Mansoor Hamayun, CEO and Co-Founder, Bboxx
So, here’s a question – what is poverty? How would you define poverty? And why do we need to do so?
The last question is the easiest to answer – if we ever hope to address the first UN Sustainable Development Goal – SDG 1, “No Poverty”, ending poverty in all its forms, everywhere – we need to know what it is that we’re up against.
In developed nations in Europe and North America, the common perception is that poverty is simply inversely correlated with cash. Even the World Bank defines the International Poverty line using“dollars per day”. But the reality is so much more complex – quality of life cannot be so easily quantified.
Even in the developed world, one’s ability to achieve a decent standard of living varies greatly based on where one lives – a €30,000 salary in densely populated Stockholm will likely be spent on overheads in a cramped flat share, with little spare for luxuries. The same salary in Sofia couldcomfortably afford a spacious 3-bedroom house with a large garden with disposable income left over.
So, even within a country, money is a poor metric for approximating poverty. But this is still only half the story – even in the most rural parts of the Europe, you can usually expect clean running water, a connection to the electricity grid, a gas supply for cooking, affordable transportation, and access to the internet.
This is not the case in Africa, where too often access to these essential products and services are conspicuously absent. Access to basic utilities is vital both for quality of life and the ability to be productive – in Africa, the question is not how large a property you can afford with your income, or whether you can afford luxuries like vacations or dining out, the question is whether you can light your home after dark, access educational content on the internet, travel to the nearest town to trade, oraccess online banking to finance your business.
Who is poorer? The person in Rwanda earning just $1 a day whose home has access to electricity, gas, clean water, and the internet? Or the person in the neighbouring village earning $5 a day whose home lacks those basic utilities? I guarantee that the person who can access those essentials, affordably, has a better quality of life and a greater potential to increase their earnings as a result of the basic infrastructure which supports them.
At Bboxx, we are increasingly seeing that the opposite of poverty is not dollars per day; the opposite of poverty is having access to essential products and services. Neither of the Rwandans in this example would be considered rich, especially not by the standards of the developed world, but the person with affordable access to basic utilities can no longer be considered poor, either.
This is what the Nordic social democracies understand: by giving every member of your society access to fundamental services – education, childcare, public transport – you enable individual economic empowerment, leading in turn to national economic empowerment.
For Bboxx, in Rwanda, we have already reached 15% of the population – thanks to our products and services, each customer may be able to make an additional $5 per week, which, in GDP terms, may not seem like much – but that is again falling into the trap of short-term thinking, equating poverty with a lack of money. In terms of long-term GDP growth, the value gained from economic enablement is huge, and increasing energy access to an additional 15% of Rwanda’s population would have enormously beneficial consequences for the development of the entire country. This is what Bboxx means when we say we are unlocking potential.

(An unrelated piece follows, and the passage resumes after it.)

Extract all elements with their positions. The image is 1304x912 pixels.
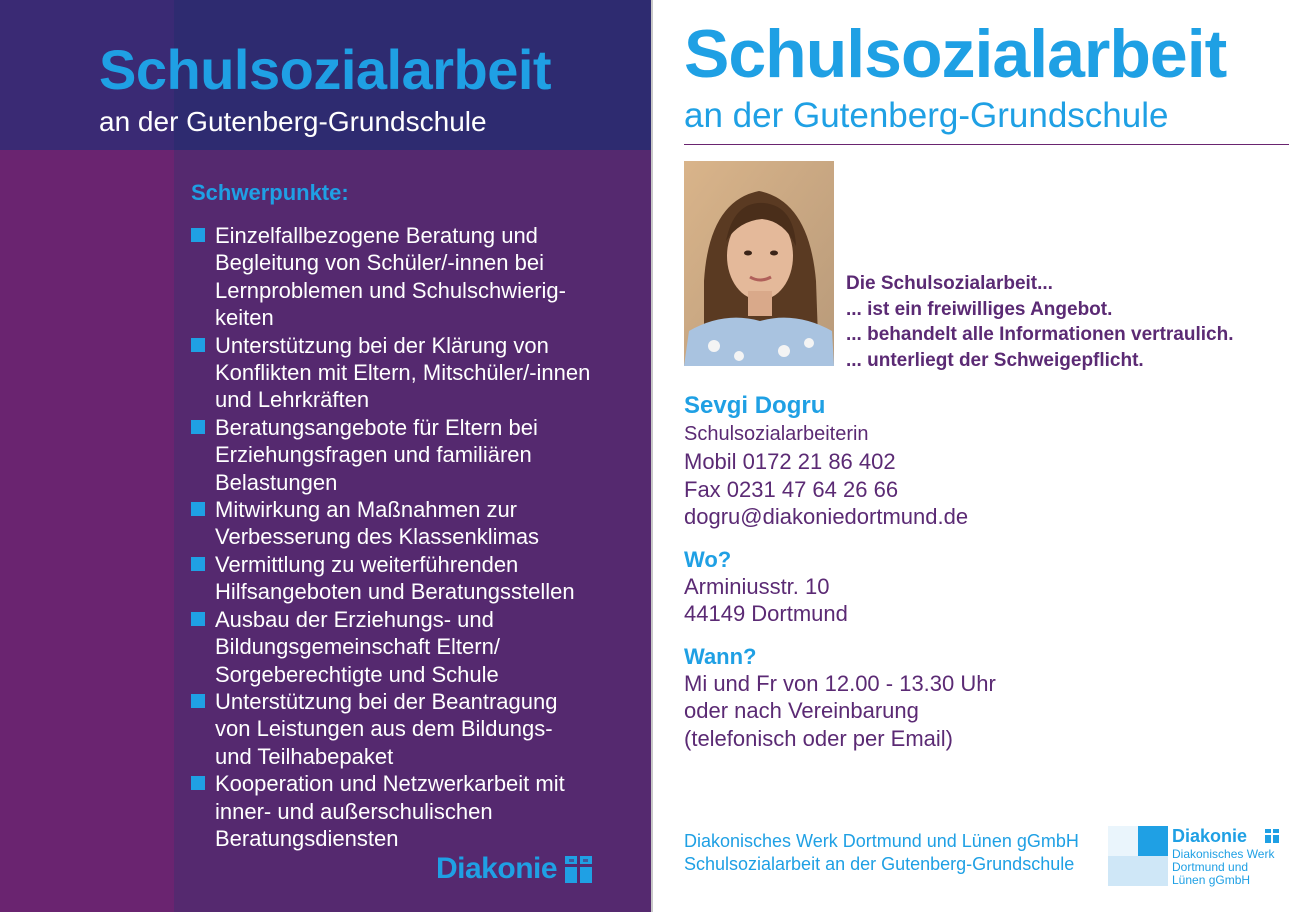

It might be true that in a single city like Stockholm or London, the difference between rich and poor can be quantified by money, as, in these places, money is the only differentiator between having something and not having it. But it’s certainly not true in Africa, where those products and services are not accessible to begin with – and viewing issues as complex as this through a myopic developed-world lens only makes it harder to focus on the solutions that work.